环顾四周,不知何时已停满了轿车。
胖迪、小扎、囡囡和娄晓娥都站在不远处,担忧地望着这一幕。
见苏平安回过神来,身边的人总算放下心。
昨晚胖迪就察觉到事情不太对劲,赶紧联系了几人,生怕出什么乱子。
要是在私下场合,闹出点事倒也无妨,但看苏平安昨天的架势分明是要在校门口讨个说法,胖迪担心影响太大,急忙召集智囊团商量对策。
瞧见苏平安停手,娄晓娥走上前轻声劝道:平安,别在这儿闹出人命,对沐兮影响不好。
苏平安略一沉吟,环顾四周后点头表示同意。
娄晓娥这才转身对身旁两名穿制服的人说道:孙队,辛苦你们了。
应该的,人我们先带走。
不过这家伙背景不简单,他家里。

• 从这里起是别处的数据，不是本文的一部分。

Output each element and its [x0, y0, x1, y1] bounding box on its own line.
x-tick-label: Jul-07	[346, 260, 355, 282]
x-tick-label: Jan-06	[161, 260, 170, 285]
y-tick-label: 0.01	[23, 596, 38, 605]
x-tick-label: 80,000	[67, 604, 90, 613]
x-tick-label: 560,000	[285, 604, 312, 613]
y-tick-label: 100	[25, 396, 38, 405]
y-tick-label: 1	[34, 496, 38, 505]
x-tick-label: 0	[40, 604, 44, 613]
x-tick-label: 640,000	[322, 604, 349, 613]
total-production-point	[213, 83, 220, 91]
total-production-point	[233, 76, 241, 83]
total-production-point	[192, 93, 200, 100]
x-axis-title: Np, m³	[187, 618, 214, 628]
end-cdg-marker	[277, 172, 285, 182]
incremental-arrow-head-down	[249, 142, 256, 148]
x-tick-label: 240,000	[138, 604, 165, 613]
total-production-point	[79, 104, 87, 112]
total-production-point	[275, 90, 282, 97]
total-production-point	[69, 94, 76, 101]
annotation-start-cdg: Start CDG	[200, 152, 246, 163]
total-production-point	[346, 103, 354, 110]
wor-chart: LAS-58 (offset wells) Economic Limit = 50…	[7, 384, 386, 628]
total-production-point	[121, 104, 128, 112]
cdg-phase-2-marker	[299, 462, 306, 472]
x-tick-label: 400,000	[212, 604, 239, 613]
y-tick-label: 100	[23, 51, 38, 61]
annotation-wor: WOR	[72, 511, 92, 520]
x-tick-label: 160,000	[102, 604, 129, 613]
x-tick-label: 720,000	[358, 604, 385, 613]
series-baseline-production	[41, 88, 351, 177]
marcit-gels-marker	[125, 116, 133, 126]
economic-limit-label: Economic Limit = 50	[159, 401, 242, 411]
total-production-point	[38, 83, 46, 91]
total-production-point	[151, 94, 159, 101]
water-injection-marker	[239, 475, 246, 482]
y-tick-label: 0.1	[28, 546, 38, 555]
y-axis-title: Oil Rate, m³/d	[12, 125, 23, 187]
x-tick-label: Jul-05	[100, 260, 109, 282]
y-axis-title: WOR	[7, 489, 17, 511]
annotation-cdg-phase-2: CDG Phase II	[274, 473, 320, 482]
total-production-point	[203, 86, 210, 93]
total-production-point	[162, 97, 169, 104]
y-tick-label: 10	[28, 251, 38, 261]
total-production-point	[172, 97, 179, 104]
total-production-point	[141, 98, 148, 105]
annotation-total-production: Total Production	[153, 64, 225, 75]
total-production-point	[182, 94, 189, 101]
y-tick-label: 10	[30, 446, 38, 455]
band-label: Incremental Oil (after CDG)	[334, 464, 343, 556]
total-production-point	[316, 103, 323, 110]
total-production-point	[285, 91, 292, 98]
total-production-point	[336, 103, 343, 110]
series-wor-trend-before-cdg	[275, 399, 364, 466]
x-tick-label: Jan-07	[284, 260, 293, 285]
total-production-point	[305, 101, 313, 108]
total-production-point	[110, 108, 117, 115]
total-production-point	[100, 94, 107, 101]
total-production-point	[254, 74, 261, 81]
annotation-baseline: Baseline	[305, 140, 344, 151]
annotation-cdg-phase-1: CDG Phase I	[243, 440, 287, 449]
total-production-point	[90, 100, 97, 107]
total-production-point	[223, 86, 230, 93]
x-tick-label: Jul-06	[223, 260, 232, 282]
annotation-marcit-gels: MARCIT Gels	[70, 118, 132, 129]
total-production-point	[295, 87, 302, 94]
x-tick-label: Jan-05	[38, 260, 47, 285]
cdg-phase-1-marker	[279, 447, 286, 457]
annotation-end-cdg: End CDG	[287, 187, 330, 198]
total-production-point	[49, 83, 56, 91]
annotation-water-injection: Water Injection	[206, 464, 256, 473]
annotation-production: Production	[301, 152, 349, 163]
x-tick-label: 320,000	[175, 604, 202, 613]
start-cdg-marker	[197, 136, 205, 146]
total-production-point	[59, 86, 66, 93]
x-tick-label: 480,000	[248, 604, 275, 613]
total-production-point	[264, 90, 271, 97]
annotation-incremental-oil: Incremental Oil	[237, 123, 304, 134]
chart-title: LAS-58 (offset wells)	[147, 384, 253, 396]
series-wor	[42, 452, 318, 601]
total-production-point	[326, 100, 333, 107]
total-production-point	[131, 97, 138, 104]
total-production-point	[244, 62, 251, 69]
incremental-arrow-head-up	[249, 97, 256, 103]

。。。。。
娄晓娥神色淡然:不管他背后是谁,这事还没完。
孙队闻言微微一怔,识相地没再多话,带着已成废人的王树民离开了。
先前跟着王树民的四个跟班从头到尾没敢吱声,见状立刻溜之大吉。
周围看热闹的人群只敢远远指点,窃窃私语地猜测着这群人的来历。
有眼尖的已经认出来了——校门口停着的不是普通车辆,要么是稀缺的小轿车,要么是标志性的摩托车。
在京都消息灵通的人眼里,这些独一无二的车牌就是身份象征。
冉秋叶站在校门口看得目瞪口呆,原本还担心坚持来上学的苏沐兮会吃亏,没想到局面瞬间逆转。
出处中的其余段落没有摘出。